The following article was written for the Korean language Legal Times.
My mother often told me, when I was much younger, to look both ways before crossing the street, carry an umbrella in the spring, and don’t go out alone in the dark. The advice can go along way for Korean companies doing business outside Korea.
As we all know, Korea companies lament over the fact that it is near impossible for Korean companies, with the exception of the most savvy and cash flush mega-conglomerates, to enter the Chinese, Indian and Southeast Asian markets without local partners if they intend to attempt to penetrate the local markets.
The common cry of Korean companies is to avoid JVs at all costs. In reality the issue is not the avoidance of JVs, but the procedure in choosing and dealing with JV partners. I have seen many Korean, American and European companies succeeded in India, China and Southeast Asia because of the active assistance of local JV partners.
Don’t let your clients attempt a venture alone without at least exploring the possibility of a local partner and normally success will come and the difficulties will be overcome by following my mother’s simple advice.
1. LOOK BOTH WAYS BEFORE CROSSING THE STREET.
Due Diligence, Due Diligence and More Due Diligence. Korean companies, attorneys and business advisors are notorious, throughout Asia, for jumping into roads without looking both ways. Often the situation is caused by an overemphasis on trust, an over respect for Quangxi, and by the greatest quality that most Korean’s hold – perpetual optimism.

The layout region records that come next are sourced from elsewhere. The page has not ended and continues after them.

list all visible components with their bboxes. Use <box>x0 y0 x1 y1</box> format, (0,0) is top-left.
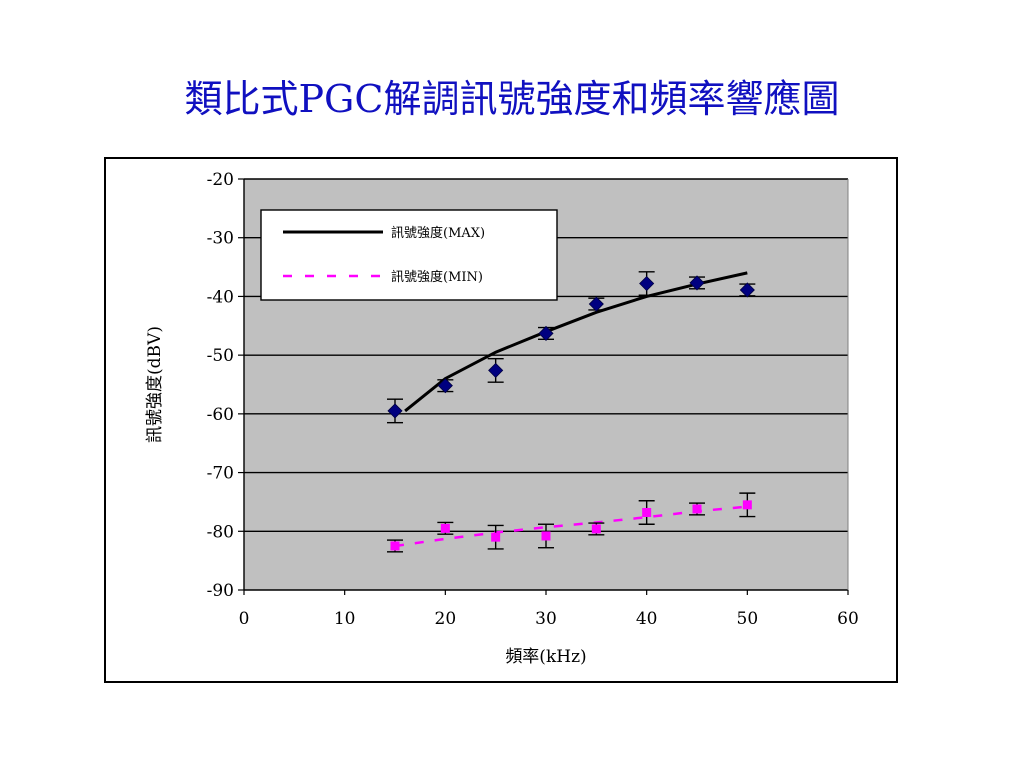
x-tick-label: 0 <box>239 609 250 629</box>
data-point-min <box>591 524 601 534</box>
data-point-max <box>689 275 705 291</box>
y-tick-label: -30 <box>207 229 234 249</box>
legend: 訊號強度(MAX) 訊號強度(MIN) <box>260 209 558 301</box>
data-point-max <box>437 378 453 394</box>
data-point-min <box>440 523 450 533</box>
slide-title: 類比式PGC解調訊號強度和頻率響應圖 <box>184 77 840 121</box>
y-tick-label: -80 <box>207 522 234 542</box>
x-axis-title: 頻率(kHz) <box>505 647 586 667</box>
data-point-min <box>692 504 702 514</box>
data-point-max <box>588 296 604 312</box>
y-tick-label: -40 <box>207 287 234 307</box>
y-tick-labels: -20 -30 -40 -50 -60 -70 -80 -90 <box>207 170 234 601</box>
data-point-min <box>642 507 652 517</box>
legend-label-min: 訊號強度(MIN) <box>391 269 483 285</box>
x-tick-label: 50 <box>737 609 759 629</box>
data-point-min <box>491 532 501 542</box>
x-tick-label: 40 <box>636 609 658 629</box>
axes <box>238 178 849 595</box>
x-tick-label: 60 <box>837 609 859 629</box>
data-point-min <box>742 500 752 510</box>
chart: -20 -30 -40 -50 -60 -70 -80 -90 0 10 20 30 40 50 60 訊… <box>145 170 859 667</box>
data-point-max <box>739 282 755 298</box>
data-point-max <box>538 325 554 341</box>
legend-box <box>260 209 558 301</box>
x-tick-labels: 0 10 20 30 40 50 60 <box>239 609 859 629</box>
y-tick-label: -50 <box>207 346 234 366</box>
x-tick-label: 10 <box>334 609 356 629</box>
y-tick-label: -20 <box>207 170 234 190</box>
y-axis-title: 訊號強度(dBV) <box>145 326 165 443</box>
y-tick-label: -70 <box>207 464 234 484</box>
legend-label-max: 訊號強度(MAX) <box>391 225 485 241</box>
series <box>387 271 756 553</box>
x-tick-label: 20 <box>435 609 457 629</box>
data-point-min <box>390 541 400 551</box>
series-max <box>387 271 756 424</box>
data-point-max <box>387 403 403 419</box>
y-tick-label: -90 <box>207 581 234 601</box>
y-tick-label: -60 <box>207 405 234 425</box>
x-tick-label: 30 <box>535 609 557 629</box>
max-trend-line <box>404 271 748 413</box>
data-point-min <box>541 531 551 541</box>
data-point-max <box>488 362 504 378</box>
series-min <box>387 492 756 553</box>
data-point-max <box>639 275 655 292</box>
chart-frame: -20 -30 -40 -50 -60 -70 -80 -90 0 10 20 30 40 50 60 訊… <box>104 157 898 683</box>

The situation has caused criminal prosecutions for some, business failures for many and headaches for most.
Before your company or your client engages in any business, advise your company or client strongly to go through a full due diligence. I often find that Korean companies, often, fear that this will upset the anticipated partner. If this upsets the partner, you have the wrong partner.
All professional potential local partners should welcome due diligence, since it is a clear sign that the local partner is dealing with a true professional.
For example, when I work with American clients in Southeast Asia, all anticipated partners that have done business with Westerners expect that the anticipated Western partner will do a lengthy due diligence and the better potential local partners are even prepared for the sure deligence prior to the first face-to-face meeting.
One of the better-known companies in Vietnam, with JVs with companies from around the world, has an employee with the specific task of satisfying the due diligence needs of foreign companies.
However, my Korean clients, invariably, believe that they have already built “trust” and may lose this trust through the due diligence. All good businesspersons should care, primarily, about building respect and seeing if they can learn through the due diligence to respect the partner.
The mutual respect will lead, naturally, to a lasting trust.
Trust based on drinks, entertainment and casual encounters is either naïve or fleeting.
Additionally, if the due diligence leads to lack of respect by your company or client for the counter-party you have found either the wrong partner or our involved with a company or client that does not understand and will, likely, never understand the value of international partnerships and the uniqueness of international business. Both are clear signs of a non-justifiable risk.
2. CARRY AN UMBRELLA IN THE SPRING
Protect your company or client from the rain through a carefully drafted shareholder, O & M, non-disclosure/non-circumvention, technology transfer and license agreements and the like with liquidated damages, arbitration, and restrictive covenant clauses. I too often see Korean attorneys and Koreans with American law licenses simply using form agreements.
I have seen numerous shareholder agreements from one of the largest Korean law firms that contain so many logical and grammatical errors that the agreement is laughable - at best. In addition, this form agreement excludes many clauses that provide added protection for clients that should immediately come to the mind of any experienced lawyer doing business abroad.
Also, you must have a deep knowledge of local law, customs and practices. In India, for example, many critical company decisions must be made through a super majority. Thus, a client with a majority shareholding may still be subjected to shareholder relationship issues.
3. DON’T GO OUT ALONE IN THE DARK
Your company and client must have a lawyer or an experienced consultant familiar with the local market on retainer. The person should not simply be one of the many ubiquitous Korean consultants with local language skills. Often these individuals have vested interests that prevent them from being trusted advisor. Sometimes, these individuals have nothing more than local language skills and a good smile.
One such person, I met, had a wonderful resume, a list of contacts that made him look like the Who’s Who of Vietnamese business and a warm and welcoming smile. In reality, he was nothing more than a fraud. I talked with one of the individuals that he claimed to be his “HuBae” and the man just commented that he met him once and now has been plagued with numerous uninvited visits, requests for meetings with his clients and unwanted calls.
If someone has a list of friends, a good smile and an entourage of young Korean girls that can speak the local language – he probably is a fraud.
Hire a local law firm that works alongside international attorneys and for your good, skip most of the ubiquitous Korean law firms in favor of local firms with international lawyers.
If you company and clients follow my mother’s advice to look both ways before crossing the street, carry an umbrella in the spring, and don’t go out alone in the dark – they will be well on their way to a successful relationship in China, India or Southeast Asia.